Magnetically recoverable Ni-doped iron oxide/graphitic carbon nitride nanocomposites for the improved photocatalytic degradation of ciprofloxacin: Investigation of degradation pathways

Abstract

Developing efficient and effective photocatalysts is essential for organic dyes and antibiotic degradation in wastewater. Ni-doped α-Fe₂O₃/g-C₃N₄ (NFGCN) photocatalysts were synthesised through a simple co-precipitation technique and used for the ciprofloxacin (CIP) and methylene blue (MB) degradation through photocatalysis. The XRD data indicated the crystallinity of the synthesised iron oxide and its composites with rhombohedral structures with the nature of high purity. The morphology of the NFGCN composite revealed the construction of Ni-doped α-Fe₂O₃ (NFO) nanoparticles onto the g-C₃N₄ (GCN) sheet surface along with the close interface that induced a Z-scheme heterojunction. The synthesised photocatalysts showed photocatalytic activity with good degradation efficiency of 82.1 % and 92.0 % for CIP and MB, respectively, within 120 min under solar light exposure. The improved photocatalytic degradation efficiency was attained owing to the synthesised composite's enhanced light absorption in the visible range.
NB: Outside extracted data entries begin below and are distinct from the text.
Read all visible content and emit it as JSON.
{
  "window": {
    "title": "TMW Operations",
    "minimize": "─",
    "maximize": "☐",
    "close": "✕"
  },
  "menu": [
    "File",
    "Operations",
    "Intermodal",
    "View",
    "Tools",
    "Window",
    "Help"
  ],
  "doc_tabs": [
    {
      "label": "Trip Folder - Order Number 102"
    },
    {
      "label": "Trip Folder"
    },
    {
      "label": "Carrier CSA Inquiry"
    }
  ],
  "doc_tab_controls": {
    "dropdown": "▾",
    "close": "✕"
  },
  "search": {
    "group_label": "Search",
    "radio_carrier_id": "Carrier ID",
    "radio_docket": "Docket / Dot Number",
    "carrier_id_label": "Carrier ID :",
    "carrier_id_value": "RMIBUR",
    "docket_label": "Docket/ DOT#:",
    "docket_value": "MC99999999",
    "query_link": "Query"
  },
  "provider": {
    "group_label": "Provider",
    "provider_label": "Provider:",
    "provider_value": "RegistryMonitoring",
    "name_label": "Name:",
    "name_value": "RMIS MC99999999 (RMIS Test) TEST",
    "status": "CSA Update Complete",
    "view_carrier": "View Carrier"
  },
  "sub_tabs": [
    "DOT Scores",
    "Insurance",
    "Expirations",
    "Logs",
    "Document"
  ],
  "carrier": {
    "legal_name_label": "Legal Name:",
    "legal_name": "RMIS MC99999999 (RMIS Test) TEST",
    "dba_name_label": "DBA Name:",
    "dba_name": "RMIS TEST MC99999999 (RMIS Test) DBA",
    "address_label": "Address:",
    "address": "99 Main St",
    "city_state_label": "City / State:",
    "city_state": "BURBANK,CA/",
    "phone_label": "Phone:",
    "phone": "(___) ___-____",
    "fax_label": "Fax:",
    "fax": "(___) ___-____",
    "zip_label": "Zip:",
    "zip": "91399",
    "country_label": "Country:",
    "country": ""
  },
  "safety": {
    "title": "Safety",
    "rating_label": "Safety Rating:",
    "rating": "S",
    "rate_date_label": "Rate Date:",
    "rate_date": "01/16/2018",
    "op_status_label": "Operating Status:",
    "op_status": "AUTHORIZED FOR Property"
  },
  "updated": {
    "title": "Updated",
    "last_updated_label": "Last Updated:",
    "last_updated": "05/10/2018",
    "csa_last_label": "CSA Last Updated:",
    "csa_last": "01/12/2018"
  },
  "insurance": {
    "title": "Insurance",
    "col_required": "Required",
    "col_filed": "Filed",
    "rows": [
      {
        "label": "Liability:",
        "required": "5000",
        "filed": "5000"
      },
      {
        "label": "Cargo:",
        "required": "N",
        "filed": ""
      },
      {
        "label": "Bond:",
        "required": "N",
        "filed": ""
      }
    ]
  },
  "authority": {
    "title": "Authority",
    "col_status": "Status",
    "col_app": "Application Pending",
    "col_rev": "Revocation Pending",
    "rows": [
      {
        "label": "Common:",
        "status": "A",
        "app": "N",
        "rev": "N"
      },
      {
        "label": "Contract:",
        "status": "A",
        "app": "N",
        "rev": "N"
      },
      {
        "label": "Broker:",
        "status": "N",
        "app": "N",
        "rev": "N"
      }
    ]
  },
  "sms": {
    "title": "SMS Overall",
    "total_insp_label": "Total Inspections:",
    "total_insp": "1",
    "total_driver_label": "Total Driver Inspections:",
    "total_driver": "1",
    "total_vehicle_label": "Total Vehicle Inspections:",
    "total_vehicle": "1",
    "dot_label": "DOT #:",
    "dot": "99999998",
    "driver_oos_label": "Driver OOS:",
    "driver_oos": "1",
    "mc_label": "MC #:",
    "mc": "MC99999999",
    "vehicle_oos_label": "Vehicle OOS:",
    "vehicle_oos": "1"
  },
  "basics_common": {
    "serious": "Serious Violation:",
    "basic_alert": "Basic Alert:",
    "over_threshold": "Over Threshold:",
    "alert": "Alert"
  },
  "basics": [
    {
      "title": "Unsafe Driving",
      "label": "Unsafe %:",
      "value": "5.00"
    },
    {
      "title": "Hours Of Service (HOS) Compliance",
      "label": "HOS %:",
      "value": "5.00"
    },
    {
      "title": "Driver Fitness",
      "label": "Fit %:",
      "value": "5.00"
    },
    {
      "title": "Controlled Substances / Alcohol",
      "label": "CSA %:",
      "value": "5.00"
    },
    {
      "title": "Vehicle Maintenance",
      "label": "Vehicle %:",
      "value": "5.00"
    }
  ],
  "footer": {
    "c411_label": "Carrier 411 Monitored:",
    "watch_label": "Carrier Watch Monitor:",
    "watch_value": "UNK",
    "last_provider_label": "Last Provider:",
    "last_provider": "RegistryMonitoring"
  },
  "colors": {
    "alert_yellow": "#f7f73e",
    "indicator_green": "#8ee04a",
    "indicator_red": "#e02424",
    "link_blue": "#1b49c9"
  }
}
The narrow band gap energies and interaction between Ni-doped α-Fe₂O₃ and g-C₃N₄ displayed by these materials result in enhanced visible light absorption, effective charge carrier separation and transportation to the pollutants. CIP degradation pathways were investigated utilising the LC-MS analysis. NFGCN composites showed good recyclability (5 cycles), magnetic retrievability, and stability for degrading organic and emerging pollutants from wastewater through photocatalysis.